II
After supper Laramore left his mother and sisters removing the dishes from the table and went out. He did not want to be left alone with his stepfather.
He crossed the little brook that ran behind the cabin, and leaned against the rail fence which surrounded the pine-pole corn-crib. He could easily leave them in their poverty and ignorance, and return to the great intellectual world from which he had come—the world which understood and honored him; but, after all, could he do it now that he had seen his mother?
The cabin door shone out a square of red light against the blackness of the hill and the silent pines beyond. He heard Jake whistling a tune he had whistled long ago when they had worked in the fields together, and the creaking of the puncheon floor as the family moved about within.
A figure appeared in the door. It was his mother, and she was coming out to search for him.
“Here I am, mother,” he said, as she advanced through the darkness; “look out and don’t get your feet wet!”
She chuckled childishly as she stepped across the brook on the stones. When she reached him she put her hand on his arm and laughed: “La, me, boy, a little wet won’t hurt me—I’m used to it; I’ve milked the cows in that thar lot when the mire was shoe-mouth deep. I ‘lowed I’d find you heer some’rs. You used to be a mighty hand to sneak off from the rest, an’ you hain’t got over it. But you have changed. You don’t talk our way exactly, an’ I reckon that’s what aggravates Sam. He was goin’ on jest now about yore bein’ stuck up in yore talk an’ eatin’.”

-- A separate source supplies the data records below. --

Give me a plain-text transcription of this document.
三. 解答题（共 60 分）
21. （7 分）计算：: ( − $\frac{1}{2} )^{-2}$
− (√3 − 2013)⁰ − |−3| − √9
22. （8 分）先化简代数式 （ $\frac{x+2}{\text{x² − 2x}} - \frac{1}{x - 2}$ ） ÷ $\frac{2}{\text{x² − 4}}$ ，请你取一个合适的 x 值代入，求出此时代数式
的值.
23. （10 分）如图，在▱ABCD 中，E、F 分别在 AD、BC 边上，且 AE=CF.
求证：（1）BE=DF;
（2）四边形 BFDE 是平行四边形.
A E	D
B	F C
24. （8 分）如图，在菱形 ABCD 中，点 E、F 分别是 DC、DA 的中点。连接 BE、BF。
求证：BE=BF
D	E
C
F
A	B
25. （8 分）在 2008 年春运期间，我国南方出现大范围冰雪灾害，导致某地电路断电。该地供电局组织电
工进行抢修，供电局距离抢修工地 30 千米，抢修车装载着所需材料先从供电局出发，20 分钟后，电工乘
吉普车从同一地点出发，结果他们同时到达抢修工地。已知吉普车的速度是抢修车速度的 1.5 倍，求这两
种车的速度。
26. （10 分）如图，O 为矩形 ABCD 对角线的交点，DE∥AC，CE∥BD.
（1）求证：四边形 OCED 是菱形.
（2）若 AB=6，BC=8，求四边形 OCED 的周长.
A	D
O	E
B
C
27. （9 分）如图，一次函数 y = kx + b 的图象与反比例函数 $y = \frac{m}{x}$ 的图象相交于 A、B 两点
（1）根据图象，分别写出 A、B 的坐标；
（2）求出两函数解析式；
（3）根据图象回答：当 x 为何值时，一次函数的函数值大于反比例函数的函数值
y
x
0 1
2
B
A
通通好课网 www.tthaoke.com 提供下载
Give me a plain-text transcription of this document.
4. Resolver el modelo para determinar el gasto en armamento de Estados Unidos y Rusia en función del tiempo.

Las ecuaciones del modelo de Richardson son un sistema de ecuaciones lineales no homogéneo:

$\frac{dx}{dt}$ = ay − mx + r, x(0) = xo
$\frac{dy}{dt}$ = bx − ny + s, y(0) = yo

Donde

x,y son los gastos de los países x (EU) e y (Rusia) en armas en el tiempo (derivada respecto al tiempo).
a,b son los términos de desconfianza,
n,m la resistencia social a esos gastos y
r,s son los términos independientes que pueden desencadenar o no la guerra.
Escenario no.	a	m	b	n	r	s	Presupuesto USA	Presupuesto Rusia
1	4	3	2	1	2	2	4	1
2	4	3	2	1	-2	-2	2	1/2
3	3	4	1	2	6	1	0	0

He looked past her at the full moon which was rising above the trees.
“Mother,” said he, abruptly, and he put his arm around her neck, and his eyes filled—“mother, I don’t see how I can stay here long. Your health is bad and you are not comfortable; the others are strong and can stand it, but you can’t. Come away with me, for a while anyway. I ’ll put you under a doctor and make you comfortable.”
She looked up into his eyes steadily for a moment, then she slapped him playfully on the breast and drew away from him. “How foolish you talk!” she laughed; “why, you know I couldn’t leave Sam an’ the children. He’d go stark crazy ‘thout me round, an’ they’d be ‘thout advice an’ counsel. La, me! What makes you think I ain’t comfortable? This house is a sight better ’n the last one we had, an’ dryer, an’ a heap warmer inside. Hard times is likely to come anywhar an’ any time. It strikes rich an’ pore alike. Thar’s ‘Squire Loften offerin’ his big river-bottom plantation an’ the best new house in the county at a awful sacrifice, kase he is obliged to raise money to pay out ’n debt. He offers it fer ten thousand dollars, an’ it’s wuth every dollar of twenty. Now, ef we-all jest had sech a place as that we’d ax nobody any odds. Sam an’ Jake are hard workers, but they’ve had ’nough bad luck to dishearten anybody.”